A ruiva sorriu agradecida, rasgando o lacre da embalagem de biscoito. Sentiu-se tentada a contar às outras sobre a conversa com Linda, mas um tipo de voz interior parecia repetir em sua mente as palavras da nogitsune: não confie em raposas.

Não que duvidasse da lealdade das amigas, mas seria difícil prever como cada uma reagiria à notícia. Talvez imaginassem que Cora estava se bandeando para o lado inimigo, talvez achassem que Linda falava apenas mentiras vazias. Ou pior ainda, talvez acreditassem nela.

A própria Cora não sabia o que pensar à respeito. Apenas tinha a certeza, um pouco mesquinha porém sólida, de que deveria guardar aquelas informações para si. Como uma espécie de trunfo, algo que podia vir a calhar. Ouvir mais, falar menos.

Céus, estava começando a pensar como uma raposa. Desde quando ela se importava tanto em estar um passo à frente? Talvez as provações do dia anterior a tivessem endurecido... Ou Linda.

O som de passos interrompeu seu fluxo de pensamento: Sofia caminhava para elas. A mulher ostentava as mesmas feições irreconhecíveis que Cora vira na clareira. Seus cabelos impecáveis agora estavam presos num rabo de cavalo precário, cheio de pontas soltas. Duas bolsas arroxeadas marcavam seus olhos e sua aparência geral era de puro cansaço.

Sofia alcançou o grupo e ficou parada com as mãos atrás das costas.

"Cora, Mahira gostaria de trocar uma palavrinha com você. Pode me acompanhar?"

A menina fez que sim, esfregando as mãos para livrar-se dos farelos de biscoito. Levantou desconfiada, fazendo uma careta para Edith. A amiga apenas retribuiu o olhar cheio de interrogações. Cora tinha motivos para ser cautelosa: na última conversa que haviam tido, a tutora batera sua cabeça contra a parede, literalmente.

Sofia a levou por um corredor lateral ainda no primeiro andar, até um cômodo cuja finalidade original era servir como uma espécie de sala de jogos.

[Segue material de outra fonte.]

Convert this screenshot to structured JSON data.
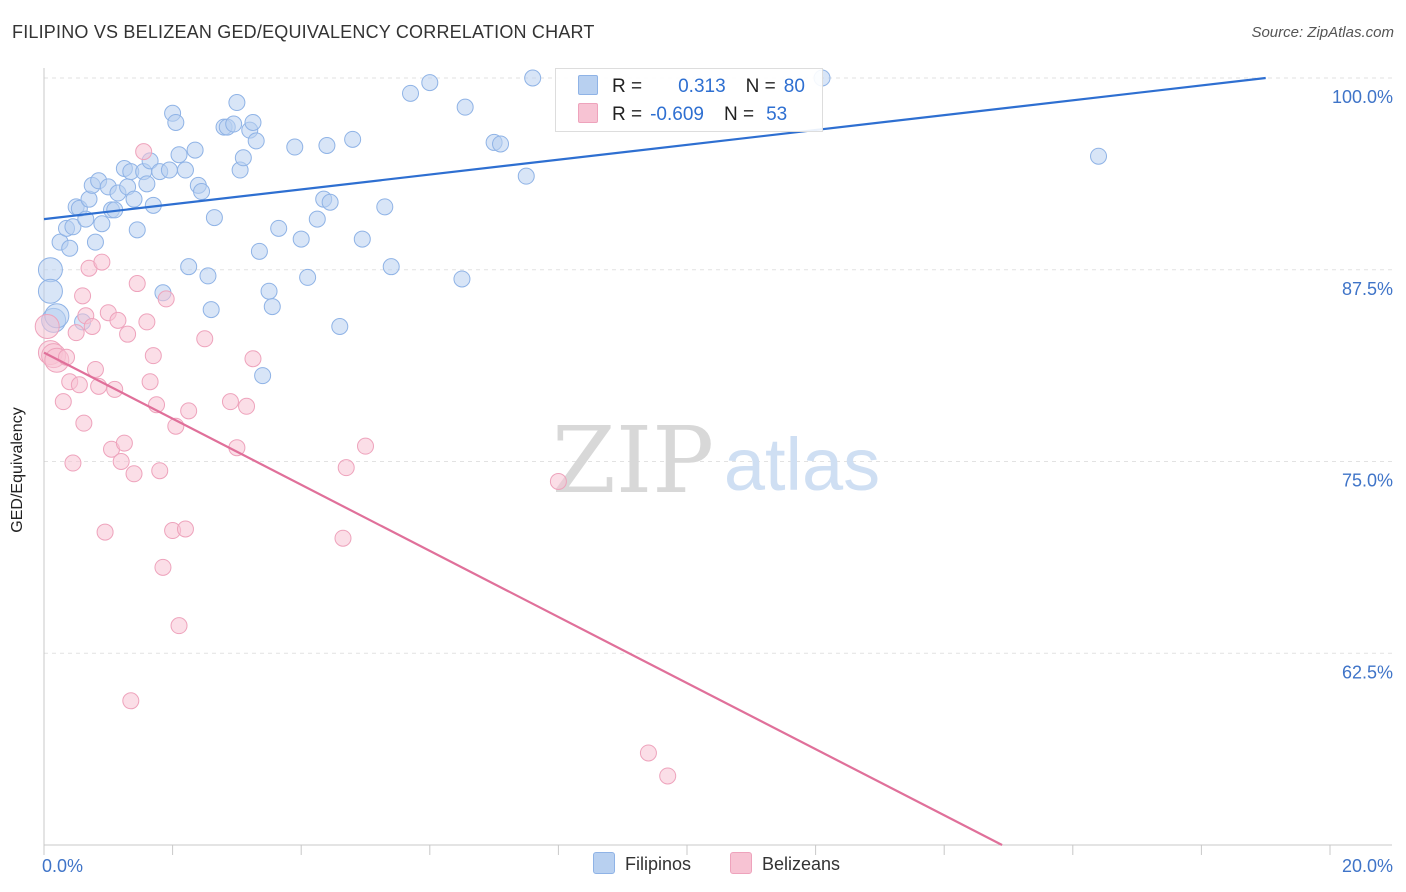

Agora, no entanto, parecia mais um escritório.

Mahira estava sentada em frente a uma mesa de bilhar novinha em folha, onde repousava um computador, uma impressora portátil e várias pilhas de papel. Uma olhada rápida foi o suficiente para que Cora classificasse os equipamentos como caros e sofisticados, coisas do tipo que o alto escalão da Radiant usaria.

"Aqui está ela" disse Sofia. "Vou cuidar das...outras providências"

"Obrigada" respondeu Mahira, observando Sofia deixar a sala antes de virar-se para a recém chegada. "Sente-se, por favor."